Though I'm only using solids as a placeholder, have the workspace resolution down to 1/4 and each individual layer set to draft quality, the computer is running into some processing issues while trying to create a ram preview and may even lock up (even with multi-core processing on). I'm testing with a 10s animation with camera movement and both motion blur on and off. However, I tested a render and, though expectedly slow (20mins with Motion blur on and 1 min with it off), it seems to render out ok.
Now if it's sucking back this much processing now, I can just imagine the troubles I going to run into when I attach a video file to my wall?
Do you have any recommendations on processor saving techniques and work flow which could save this project for me? Other than the obvious-hiding layers,using less videos, or proxies.
This is a doosy, but if I can pull this project together it'll prove to be quite the show piece for me and After Effects gurus alike.
Re: Processing a Video Wall of 143 videos by Wilky Black on May 1, 2008 at 3:05:15 pm
i've had the same problem before. is all of your media on your local drive? that was my problem, as soon as i moved the media from a network server to my local drive the problem went away.
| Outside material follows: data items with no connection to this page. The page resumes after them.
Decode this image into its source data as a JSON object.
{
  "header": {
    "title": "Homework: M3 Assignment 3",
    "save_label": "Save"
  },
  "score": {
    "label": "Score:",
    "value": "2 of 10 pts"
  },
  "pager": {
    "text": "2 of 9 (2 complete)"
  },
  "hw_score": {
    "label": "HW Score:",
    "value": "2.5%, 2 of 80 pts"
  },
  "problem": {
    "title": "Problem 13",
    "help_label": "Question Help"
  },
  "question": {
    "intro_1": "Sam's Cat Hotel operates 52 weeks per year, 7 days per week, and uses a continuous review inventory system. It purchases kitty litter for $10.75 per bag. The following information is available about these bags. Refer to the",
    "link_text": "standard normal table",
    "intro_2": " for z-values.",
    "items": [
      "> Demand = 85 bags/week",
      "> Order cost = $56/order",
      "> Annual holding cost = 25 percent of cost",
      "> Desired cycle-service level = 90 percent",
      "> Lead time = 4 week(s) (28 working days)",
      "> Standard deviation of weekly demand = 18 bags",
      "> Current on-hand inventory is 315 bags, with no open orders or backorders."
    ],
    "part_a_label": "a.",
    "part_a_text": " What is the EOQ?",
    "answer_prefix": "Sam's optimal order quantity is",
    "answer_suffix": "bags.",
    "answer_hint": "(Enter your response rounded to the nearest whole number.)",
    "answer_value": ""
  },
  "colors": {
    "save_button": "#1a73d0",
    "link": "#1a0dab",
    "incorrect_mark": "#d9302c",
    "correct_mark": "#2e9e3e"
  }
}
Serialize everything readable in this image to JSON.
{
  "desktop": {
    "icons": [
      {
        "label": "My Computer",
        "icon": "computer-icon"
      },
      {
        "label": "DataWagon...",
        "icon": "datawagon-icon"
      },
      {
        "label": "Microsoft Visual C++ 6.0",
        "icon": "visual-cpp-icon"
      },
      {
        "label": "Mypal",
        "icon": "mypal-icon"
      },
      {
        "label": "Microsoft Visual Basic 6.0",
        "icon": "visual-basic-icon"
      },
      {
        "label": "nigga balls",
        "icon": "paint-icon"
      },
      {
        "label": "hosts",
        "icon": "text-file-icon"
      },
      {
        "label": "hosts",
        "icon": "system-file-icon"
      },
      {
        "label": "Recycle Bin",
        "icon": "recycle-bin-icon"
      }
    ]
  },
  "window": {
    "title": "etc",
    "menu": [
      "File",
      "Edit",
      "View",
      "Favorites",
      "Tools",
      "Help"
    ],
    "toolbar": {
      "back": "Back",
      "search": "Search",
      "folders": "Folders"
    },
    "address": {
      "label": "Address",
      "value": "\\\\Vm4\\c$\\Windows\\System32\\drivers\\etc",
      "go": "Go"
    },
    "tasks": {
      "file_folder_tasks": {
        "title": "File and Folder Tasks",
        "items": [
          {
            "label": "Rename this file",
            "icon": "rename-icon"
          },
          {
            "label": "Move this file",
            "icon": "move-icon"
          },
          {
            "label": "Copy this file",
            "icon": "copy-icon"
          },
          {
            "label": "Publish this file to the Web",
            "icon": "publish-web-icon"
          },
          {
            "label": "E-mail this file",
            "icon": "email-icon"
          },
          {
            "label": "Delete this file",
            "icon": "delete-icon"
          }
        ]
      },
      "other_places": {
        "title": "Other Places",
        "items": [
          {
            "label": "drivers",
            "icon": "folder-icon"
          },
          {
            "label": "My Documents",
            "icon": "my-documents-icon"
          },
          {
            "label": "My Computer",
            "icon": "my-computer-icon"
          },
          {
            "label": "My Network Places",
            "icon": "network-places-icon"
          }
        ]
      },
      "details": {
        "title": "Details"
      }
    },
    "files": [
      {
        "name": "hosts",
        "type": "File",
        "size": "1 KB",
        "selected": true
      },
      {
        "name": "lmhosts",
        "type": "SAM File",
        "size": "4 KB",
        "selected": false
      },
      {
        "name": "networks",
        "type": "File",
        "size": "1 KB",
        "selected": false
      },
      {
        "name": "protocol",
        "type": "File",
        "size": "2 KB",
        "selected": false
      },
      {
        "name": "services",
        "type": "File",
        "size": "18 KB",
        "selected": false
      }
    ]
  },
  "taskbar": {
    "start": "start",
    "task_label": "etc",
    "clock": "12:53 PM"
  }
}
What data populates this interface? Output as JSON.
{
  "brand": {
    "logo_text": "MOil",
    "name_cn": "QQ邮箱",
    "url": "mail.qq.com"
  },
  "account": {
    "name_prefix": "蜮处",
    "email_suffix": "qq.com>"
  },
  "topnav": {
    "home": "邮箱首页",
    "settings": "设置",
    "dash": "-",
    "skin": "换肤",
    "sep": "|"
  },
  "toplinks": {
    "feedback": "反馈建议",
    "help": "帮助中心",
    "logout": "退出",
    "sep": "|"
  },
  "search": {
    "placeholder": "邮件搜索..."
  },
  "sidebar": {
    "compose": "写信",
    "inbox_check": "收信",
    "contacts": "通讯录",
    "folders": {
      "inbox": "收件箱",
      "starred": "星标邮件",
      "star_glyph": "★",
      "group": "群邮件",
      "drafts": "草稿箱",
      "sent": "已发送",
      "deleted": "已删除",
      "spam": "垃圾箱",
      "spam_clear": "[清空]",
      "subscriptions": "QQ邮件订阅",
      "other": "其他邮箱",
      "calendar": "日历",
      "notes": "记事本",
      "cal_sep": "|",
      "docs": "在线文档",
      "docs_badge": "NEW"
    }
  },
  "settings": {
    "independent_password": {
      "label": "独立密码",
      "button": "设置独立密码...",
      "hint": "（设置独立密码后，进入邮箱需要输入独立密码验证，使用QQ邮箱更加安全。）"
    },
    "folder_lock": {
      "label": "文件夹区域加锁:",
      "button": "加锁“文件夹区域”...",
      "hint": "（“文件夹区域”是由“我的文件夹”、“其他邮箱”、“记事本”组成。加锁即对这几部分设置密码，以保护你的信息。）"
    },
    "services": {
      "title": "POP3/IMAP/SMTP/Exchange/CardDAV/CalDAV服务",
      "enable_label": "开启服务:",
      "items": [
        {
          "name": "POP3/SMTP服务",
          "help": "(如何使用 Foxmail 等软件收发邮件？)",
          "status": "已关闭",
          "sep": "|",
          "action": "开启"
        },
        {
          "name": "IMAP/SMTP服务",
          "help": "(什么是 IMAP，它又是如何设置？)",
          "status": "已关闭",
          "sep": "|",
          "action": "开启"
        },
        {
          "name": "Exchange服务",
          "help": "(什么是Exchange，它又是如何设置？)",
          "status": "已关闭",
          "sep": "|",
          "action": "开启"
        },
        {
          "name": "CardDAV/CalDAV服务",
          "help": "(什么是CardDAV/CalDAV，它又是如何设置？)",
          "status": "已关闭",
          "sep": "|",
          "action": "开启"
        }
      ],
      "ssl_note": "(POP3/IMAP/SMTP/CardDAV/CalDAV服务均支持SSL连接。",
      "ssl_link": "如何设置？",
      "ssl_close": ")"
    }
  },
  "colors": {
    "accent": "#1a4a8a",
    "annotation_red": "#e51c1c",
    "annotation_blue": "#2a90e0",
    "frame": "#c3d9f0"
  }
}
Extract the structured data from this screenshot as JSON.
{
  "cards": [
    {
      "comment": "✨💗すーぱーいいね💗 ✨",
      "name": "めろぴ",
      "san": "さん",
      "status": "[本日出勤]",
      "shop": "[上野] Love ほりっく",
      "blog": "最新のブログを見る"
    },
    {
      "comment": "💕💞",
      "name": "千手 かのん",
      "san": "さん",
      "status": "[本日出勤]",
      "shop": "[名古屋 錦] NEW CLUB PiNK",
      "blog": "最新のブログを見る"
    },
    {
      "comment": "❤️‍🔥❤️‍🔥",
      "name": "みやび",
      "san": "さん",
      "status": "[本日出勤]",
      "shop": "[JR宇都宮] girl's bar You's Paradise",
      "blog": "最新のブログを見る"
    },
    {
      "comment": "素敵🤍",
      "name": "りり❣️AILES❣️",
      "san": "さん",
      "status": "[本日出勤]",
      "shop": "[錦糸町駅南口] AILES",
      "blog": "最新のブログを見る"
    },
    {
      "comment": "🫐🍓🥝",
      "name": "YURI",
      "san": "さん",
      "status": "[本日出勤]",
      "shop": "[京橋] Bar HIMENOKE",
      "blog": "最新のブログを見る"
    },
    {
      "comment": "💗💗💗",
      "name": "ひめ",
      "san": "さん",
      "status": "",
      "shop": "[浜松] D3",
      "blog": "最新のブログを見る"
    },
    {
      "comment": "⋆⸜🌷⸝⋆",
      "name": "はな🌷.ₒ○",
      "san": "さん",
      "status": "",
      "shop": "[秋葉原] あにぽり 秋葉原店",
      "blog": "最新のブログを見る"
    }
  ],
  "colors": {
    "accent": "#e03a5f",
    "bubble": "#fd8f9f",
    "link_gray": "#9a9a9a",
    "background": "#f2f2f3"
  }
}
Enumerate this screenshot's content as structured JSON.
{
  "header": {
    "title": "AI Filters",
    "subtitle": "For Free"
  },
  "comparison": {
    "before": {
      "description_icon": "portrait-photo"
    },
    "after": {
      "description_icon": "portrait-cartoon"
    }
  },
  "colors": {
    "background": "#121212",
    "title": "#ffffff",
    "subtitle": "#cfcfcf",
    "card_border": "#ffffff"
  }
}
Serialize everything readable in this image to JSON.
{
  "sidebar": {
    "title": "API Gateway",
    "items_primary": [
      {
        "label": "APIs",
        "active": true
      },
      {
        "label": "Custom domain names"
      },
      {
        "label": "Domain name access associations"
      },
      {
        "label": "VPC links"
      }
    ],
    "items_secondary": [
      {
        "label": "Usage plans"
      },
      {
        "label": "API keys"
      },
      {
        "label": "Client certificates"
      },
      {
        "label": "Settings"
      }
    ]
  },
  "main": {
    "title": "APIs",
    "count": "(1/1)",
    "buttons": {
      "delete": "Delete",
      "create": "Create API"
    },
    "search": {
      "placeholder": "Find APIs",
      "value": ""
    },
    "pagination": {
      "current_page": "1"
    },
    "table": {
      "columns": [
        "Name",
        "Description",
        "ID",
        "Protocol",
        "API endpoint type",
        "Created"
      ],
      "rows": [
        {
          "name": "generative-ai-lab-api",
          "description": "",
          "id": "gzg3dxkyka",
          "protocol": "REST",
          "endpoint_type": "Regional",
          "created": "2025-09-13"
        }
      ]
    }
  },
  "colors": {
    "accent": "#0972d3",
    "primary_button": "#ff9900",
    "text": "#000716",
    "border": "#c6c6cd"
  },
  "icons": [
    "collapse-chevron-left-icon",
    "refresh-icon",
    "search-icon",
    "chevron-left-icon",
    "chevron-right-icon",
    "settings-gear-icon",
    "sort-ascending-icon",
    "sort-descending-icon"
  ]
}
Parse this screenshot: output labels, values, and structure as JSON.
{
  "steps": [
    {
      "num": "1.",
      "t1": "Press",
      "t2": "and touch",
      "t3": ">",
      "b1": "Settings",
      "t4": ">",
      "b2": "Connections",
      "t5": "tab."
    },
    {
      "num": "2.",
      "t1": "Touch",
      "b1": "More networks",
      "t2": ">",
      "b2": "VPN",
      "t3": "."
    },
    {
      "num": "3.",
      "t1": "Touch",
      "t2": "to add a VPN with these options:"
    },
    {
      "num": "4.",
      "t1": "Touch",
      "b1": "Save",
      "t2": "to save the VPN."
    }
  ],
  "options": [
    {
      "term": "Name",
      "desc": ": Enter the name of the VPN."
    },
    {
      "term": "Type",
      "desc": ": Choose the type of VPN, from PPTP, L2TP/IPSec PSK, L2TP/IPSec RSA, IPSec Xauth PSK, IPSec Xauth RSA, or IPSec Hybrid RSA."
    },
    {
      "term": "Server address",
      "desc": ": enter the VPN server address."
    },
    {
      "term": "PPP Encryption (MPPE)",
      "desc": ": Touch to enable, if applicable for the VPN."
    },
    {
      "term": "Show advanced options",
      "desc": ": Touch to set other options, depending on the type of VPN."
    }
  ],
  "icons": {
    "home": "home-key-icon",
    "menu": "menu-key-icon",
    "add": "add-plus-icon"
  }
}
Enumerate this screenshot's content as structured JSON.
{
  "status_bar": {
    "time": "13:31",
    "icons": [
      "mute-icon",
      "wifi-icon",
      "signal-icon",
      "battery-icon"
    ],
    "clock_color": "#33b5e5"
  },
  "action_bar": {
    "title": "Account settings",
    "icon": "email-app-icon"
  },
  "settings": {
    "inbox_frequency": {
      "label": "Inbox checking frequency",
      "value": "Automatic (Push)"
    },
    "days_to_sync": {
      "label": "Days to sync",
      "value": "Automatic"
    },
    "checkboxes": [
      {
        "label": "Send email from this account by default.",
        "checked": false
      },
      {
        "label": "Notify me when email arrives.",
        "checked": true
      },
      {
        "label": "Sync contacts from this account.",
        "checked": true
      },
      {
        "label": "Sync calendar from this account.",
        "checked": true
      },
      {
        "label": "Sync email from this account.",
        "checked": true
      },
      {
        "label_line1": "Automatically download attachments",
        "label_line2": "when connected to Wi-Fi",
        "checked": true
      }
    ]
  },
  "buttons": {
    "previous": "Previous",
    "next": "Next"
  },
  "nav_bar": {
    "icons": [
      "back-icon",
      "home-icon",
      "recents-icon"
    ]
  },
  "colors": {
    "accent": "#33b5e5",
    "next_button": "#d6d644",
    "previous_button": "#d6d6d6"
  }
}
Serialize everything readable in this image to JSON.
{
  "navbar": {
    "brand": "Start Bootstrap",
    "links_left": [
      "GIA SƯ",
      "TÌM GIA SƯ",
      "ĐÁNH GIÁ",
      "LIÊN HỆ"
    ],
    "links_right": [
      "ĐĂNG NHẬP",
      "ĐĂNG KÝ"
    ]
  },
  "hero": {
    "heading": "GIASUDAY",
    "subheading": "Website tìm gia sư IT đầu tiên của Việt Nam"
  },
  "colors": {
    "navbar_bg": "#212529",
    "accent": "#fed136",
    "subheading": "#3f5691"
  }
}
Re: Processing a Video Wall of 143 videos by jason agar on May 1, 2008 at 4:20:13 pm
I found that it also had to do with multiple cores and Open GL. It might be a dumbed down way of looking at it, but there's technically 8 cores in my machine and only one video card for them all to fight over.
It also helps to work in single core mode because there's a lot of information when you hit that preview button which is loaded into the ram.
I was originally boggled because I wasn't working from a network drive and with solids as place holders, so read speed wasn't the issue.